Real Life 'Shawshank' Inmate On Run Granted Parole After Escape From Prison

An Ohio man who spent 56 years escaping authorities has been granted parole after getting caught again last year, according to NBC News. Frank Freshwaters, who is known as the "Shawshank Fugitive" because of his escape from the prison featured in the 1994 film "Shawshank Redemption," was successfully granted parole on Wednesday after his attorney argued that he had lived a clean life and never forgot the accident in which he struck and killed a man.

Freshwaters was convicted of second-degree manslaughter in 1959, when he was sentenced to up to 20 years in prison and five years probation for the car accident in which he killed pedestrian Eugene Flynt, according to Reuters.

He spent some time in Ohio State Reformatory in Mansfield, Ohio and then another lower security prison, where he was "quickly able to earn the trust of the prison officials" and escaped in 1959, spending the rest of his life under different names and states, CNN reported.

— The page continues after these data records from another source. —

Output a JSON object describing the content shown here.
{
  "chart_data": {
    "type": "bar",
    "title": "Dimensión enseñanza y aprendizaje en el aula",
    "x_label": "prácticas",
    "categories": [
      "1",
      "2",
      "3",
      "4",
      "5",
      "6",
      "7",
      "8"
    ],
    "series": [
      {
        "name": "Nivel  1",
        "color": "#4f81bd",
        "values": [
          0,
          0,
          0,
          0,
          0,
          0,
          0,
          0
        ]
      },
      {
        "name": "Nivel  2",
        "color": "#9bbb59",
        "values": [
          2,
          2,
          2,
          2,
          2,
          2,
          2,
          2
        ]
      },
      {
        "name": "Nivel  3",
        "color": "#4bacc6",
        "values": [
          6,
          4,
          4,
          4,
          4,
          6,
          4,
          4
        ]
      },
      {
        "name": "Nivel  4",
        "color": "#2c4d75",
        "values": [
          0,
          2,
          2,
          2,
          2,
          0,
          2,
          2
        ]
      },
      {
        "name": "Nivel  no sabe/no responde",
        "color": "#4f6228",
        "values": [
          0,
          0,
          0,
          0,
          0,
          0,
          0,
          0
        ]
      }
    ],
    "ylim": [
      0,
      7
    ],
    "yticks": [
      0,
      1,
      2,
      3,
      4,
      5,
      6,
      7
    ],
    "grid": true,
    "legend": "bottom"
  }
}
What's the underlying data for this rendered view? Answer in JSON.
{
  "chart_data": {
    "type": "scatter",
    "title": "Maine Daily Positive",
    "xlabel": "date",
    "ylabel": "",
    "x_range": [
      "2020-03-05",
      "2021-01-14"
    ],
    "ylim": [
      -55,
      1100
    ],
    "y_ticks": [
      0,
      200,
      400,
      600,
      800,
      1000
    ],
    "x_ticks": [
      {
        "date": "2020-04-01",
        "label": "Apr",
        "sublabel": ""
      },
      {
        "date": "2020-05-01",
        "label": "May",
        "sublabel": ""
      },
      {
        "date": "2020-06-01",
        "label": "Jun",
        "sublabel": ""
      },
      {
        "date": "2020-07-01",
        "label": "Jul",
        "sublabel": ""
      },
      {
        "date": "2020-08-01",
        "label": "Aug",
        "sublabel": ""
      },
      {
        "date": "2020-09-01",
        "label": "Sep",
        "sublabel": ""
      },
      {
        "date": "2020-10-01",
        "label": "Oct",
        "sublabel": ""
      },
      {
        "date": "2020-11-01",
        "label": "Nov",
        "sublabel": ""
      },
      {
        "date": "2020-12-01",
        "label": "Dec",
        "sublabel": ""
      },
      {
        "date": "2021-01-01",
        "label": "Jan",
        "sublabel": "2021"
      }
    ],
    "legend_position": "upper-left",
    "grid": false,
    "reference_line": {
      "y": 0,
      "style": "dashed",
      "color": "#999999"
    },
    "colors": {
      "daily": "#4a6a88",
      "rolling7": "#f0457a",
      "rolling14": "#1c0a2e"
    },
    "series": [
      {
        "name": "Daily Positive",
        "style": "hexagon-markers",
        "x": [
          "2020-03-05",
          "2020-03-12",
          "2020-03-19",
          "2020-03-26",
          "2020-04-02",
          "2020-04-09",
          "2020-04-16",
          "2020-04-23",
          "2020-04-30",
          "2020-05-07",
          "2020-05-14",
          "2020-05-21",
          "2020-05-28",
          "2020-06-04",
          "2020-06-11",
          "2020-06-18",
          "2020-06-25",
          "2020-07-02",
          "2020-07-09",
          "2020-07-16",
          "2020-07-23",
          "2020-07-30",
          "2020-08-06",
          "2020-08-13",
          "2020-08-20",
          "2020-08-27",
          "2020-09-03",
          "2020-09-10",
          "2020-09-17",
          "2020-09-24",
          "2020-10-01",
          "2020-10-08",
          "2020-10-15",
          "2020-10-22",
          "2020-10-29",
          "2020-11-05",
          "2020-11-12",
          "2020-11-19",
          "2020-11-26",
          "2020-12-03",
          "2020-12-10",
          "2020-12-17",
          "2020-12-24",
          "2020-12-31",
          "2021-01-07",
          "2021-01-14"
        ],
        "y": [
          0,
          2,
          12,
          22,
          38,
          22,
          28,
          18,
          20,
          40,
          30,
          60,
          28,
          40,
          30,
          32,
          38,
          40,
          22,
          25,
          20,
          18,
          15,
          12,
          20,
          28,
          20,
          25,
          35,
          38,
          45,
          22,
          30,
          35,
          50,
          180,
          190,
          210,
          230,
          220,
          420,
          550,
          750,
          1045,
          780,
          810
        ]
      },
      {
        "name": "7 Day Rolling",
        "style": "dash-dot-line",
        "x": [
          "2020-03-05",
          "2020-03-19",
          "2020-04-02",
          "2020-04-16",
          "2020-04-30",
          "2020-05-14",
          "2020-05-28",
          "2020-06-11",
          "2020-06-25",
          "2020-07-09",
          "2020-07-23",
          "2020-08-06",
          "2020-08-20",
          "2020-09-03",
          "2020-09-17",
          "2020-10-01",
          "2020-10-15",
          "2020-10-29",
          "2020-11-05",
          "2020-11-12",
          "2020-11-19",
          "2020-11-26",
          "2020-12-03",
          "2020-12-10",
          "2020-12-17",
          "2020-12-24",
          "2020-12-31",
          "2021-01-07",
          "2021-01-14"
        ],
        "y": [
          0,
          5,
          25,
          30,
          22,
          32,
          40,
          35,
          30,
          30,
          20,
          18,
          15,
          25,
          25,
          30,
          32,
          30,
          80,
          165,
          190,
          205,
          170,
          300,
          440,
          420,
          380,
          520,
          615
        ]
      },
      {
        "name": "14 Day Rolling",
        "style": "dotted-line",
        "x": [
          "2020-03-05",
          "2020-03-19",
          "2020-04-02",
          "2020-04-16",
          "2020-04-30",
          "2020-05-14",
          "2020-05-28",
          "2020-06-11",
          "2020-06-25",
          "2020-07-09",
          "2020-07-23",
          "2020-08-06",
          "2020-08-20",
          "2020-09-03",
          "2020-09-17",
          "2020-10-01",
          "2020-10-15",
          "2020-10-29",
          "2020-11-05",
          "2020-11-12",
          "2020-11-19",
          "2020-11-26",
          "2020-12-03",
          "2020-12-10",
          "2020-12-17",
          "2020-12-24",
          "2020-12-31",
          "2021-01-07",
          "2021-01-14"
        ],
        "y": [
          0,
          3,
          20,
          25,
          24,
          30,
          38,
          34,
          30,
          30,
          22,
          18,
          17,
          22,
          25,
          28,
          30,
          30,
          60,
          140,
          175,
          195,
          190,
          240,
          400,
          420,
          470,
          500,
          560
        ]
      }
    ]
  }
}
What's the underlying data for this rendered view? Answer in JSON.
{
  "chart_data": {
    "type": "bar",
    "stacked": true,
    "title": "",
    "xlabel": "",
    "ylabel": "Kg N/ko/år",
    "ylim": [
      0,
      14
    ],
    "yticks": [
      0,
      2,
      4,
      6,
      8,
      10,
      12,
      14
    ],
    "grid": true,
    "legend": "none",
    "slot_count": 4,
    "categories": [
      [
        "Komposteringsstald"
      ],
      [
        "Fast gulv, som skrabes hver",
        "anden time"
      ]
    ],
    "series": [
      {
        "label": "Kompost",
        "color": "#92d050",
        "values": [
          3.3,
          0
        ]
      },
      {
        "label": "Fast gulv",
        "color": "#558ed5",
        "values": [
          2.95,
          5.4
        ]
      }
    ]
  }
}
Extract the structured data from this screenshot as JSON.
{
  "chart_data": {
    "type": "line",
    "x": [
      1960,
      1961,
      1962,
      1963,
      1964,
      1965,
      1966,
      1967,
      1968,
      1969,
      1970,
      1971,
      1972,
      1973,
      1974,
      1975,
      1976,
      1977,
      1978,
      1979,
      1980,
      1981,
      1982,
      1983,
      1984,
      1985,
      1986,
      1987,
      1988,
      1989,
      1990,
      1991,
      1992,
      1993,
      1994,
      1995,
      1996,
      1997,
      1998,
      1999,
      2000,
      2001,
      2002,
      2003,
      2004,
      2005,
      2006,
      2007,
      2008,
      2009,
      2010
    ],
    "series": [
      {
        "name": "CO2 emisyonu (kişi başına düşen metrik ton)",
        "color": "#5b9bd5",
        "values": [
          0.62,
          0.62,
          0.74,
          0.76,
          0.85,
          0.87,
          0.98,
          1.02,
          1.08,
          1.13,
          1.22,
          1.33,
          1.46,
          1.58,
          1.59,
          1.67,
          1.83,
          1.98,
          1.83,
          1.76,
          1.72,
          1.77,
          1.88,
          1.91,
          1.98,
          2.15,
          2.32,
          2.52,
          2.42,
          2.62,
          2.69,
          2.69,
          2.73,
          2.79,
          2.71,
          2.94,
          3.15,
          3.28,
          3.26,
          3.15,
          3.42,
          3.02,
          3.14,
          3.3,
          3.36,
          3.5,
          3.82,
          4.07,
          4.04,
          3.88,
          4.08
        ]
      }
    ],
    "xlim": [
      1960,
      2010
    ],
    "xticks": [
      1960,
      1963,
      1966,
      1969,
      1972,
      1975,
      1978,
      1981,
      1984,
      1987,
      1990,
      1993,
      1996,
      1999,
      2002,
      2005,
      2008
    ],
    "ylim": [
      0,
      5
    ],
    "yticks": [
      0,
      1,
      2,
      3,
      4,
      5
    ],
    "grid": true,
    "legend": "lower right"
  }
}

Freshwater was captured again last May in Florida, where officers reportedly showed him a picture of himself in 1959 and asked whether he knew that person, to which Freshwaters said that he "hadn't seen him in a long time" before admitting "you got me," according to The Examiner. His parole is based on his clean record, although the prosecutor's office has opposed the release.

"Freshwaters failed to comply with his probation, and did not pay a dime of the $1,500 he was ordered to pay in restitution," Summit County prosecutors said in a statement. "He has spent nearly 60 years avoiding taking responsibility for what happened."

Freshwaters' children were relieved at the decision to release their father, who will be released on April 24, just a week after his 80th birthday. One of his sons was born shortly after the accident that put him in prison and said that he looks forward to getting to know Freshwaters better.